2015年春の大卒、大学院卒らに向けた求人票から、過去3年間の採用者数と離職者数の記入欄を設ける。記入は強制ではないが、「空欄のままだと公表できないほど離職率が高いのではと見られる」(厚労省幹部)として、抑止効果が期待できるという。

 

 

 ブラック企業は早期退職が続出することを見越して若者を大量採用するのが特徴で、離職率は有力な判断材料の一つ。極端な長時間労働や残業代の未払いは労働基準法違反で是正指導できるが、離職率が高いだけでは違法ではないため、厚労省は情報開示で改善を促すことにした。

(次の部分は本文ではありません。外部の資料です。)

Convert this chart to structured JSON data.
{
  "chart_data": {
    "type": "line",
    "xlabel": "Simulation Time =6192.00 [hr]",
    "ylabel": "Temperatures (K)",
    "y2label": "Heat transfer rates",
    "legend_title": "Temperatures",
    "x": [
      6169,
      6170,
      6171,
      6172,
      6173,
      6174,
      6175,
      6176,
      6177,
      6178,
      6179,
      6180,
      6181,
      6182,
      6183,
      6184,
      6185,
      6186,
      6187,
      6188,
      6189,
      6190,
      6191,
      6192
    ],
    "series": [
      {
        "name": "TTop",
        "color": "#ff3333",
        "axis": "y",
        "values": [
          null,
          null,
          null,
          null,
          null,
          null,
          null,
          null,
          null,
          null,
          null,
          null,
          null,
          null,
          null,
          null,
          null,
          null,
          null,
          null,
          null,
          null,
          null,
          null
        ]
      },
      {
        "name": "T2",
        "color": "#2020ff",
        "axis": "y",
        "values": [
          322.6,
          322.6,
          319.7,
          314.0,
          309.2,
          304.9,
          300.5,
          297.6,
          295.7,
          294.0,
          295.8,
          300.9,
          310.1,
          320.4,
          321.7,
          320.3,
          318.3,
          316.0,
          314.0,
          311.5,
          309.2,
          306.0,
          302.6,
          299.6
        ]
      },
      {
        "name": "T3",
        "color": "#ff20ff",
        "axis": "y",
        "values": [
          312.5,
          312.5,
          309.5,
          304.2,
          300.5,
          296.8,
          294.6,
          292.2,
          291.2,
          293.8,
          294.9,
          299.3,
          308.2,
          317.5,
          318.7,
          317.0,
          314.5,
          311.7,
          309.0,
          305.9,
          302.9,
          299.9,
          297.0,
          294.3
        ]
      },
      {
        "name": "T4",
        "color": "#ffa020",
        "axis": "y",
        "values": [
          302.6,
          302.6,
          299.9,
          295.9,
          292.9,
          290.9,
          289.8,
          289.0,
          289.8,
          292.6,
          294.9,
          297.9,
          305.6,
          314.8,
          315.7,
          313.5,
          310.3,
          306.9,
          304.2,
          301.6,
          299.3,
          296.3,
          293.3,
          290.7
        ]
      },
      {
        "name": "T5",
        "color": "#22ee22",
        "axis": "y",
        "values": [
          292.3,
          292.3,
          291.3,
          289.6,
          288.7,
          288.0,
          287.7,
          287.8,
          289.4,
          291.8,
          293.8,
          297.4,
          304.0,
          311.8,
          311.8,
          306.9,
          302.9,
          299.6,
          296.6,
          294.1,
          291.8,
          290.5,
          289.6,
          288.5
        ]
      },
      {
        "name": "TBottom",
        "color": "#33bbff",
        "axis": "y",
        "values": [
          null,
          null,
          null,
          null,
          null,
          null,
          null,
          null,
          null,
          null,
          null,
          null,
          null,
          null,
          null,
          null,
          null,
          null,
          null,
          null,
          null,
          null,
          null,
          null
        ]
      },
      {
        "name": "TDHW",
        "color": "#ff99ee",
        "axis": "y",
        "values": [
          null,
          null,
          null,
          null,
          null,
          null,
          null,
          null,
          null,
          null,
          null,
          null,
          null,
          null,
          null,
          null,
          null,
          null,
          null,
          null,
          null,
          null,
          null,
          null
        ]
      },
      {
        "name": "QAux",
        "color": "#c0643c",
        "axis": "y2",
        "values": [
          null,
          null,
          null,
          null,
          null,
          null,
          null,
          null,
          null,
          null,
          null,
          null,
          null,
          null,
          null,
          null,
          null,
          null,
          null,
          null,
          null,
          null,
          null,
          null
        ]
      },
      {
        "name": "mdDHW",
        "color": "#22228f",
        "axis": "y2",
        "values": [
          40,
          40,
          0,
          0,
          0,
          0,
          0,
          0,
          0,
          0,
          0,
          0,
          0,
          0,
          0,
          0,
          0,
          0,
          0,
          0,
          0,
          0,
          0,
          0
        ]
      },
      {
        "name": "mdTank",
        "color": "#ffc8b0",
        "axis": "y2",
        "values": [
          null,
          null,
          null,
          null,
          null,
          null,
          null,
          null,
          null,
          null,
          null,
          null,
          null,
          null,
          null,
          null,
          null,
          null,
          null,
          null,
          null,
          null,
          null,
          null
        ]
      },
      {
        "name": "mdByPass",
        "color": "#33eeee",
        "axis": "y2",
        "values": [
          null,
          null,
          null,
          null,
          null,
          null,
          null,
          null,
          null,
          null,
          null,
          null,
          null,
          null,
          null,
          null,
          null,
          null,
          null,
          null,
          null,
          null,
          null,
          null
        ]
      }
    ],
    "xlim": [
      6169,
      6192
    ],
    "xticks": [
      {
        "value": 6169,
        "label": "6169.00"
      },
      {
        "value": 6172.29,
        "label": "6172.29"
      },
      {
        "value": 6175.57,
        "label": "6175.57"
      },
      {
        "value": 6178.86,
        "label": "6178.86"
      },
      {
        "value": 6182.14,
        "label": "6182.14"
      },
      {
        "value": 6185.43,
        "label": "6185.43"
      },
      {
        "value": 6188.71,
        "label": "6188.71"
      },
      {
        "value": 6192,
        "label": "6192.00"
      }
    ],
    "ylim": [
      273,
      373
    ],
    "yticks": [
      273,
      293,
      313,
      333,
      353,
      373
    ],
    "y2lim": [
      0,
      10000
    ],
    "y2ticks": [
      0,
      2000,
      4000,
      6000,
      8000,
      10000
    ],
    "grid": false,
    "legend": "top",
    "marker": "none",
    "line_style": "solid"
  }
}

「ブラック企業」対策へ離職率公表…新年度から (読売新聞) - Yahoo!ニュース

 

以前も以下のようなまとめを作ったことがありますが,塾業界は若い人がどんどん辞めています。

 

教育産業こそブラック企業〜入社3年以内離職率トップ - NAVER まとめ

 

それで実際に塾業界で働いてみてなぜこんなに離職者が多いのか考えてみました。今回上げられたのは7項目です。ちなみに私はアルバイトなので長く塾業界にいることができています。営業などしなくていいですからね。

 

1.生徒のためとサービス残業当たり前

「もっと働け」とは言えないので,「生徒を合格させるためにしっかりやれ」というのです。それは断れませんよね。そうやって無給の労働が強制されます。

 

2.営業ノルマがきつい

合格率,在籍数,退塾者数,生徒の評価を基準として給料が決まりますから,とにかく在籍者数を増やし,退塾者を出さないようにしなければなりません。授業以外のことでかなり頭を悩ませ,静かに退職していく人が後を絶ちません。

 

3.保護者との関係で悩む

保護者にもいろいろな人がいて,かなりの無理難題を押し付けてくる方も。そういうのが嫌になる人もいます。

 

4.生徒に教えるのが辛い

特に中学生に顕著ですが,先生が嫌いだと勉強しません。勉強しないので成績があがりません。それでクレームという悪循環になります。思春期の好き嫌いはあまり理由がないものなので,先生の側では解決の使用がありません。あまりにひどくて教室で泣いてしまった先生もいます…。

 

5.食生活が乱れる

授業が夜なので,生徒は食事の時間がありますが,先生は食事をとりません。結果,深夜に食事をとることになり,健康を害することに。体調を崩して辞めていった人もいます。

 

6.平日休みで友達が減る

塾業界は土日出勤することが多いので,平日が休みになります。そうすると,友達に会う日がなくなり,結果,友達が減っていくという流れになります。もっとも塾業界での友達というのはできるかもしれませんが,同じ日が休みになるということはないので,平日に家でゴロゴロしていることもあるようです。

 

7.他に就職できなかったので…

他にやりたいことがあると転職していく人が多い業界のような気がします。最初でどうしても塾業界で働きたいという人は少ないのかもしれません。

 

 

とりあえず思いつく限り上げてみました。他にもあるかもしれませんので,働いている方がいたら教えてください。ただこういう業界であっても先生はとても一生懸命働いています。

 

先日,「ワタミって残業100時間以上あるんですって。ブラックですねえ」という話をしたら,「俺も先月,100時間超えたなあ」と言われ,沈黙が流れました…。

 

それぞれの先生は生徒の合格のために頑張っているんですよね。そういう気持ちを「生徒のためだろ」と利用する管理職は許せませんけどね。かくいう私もアルバイトでありながらサービス残業をするわけですが…。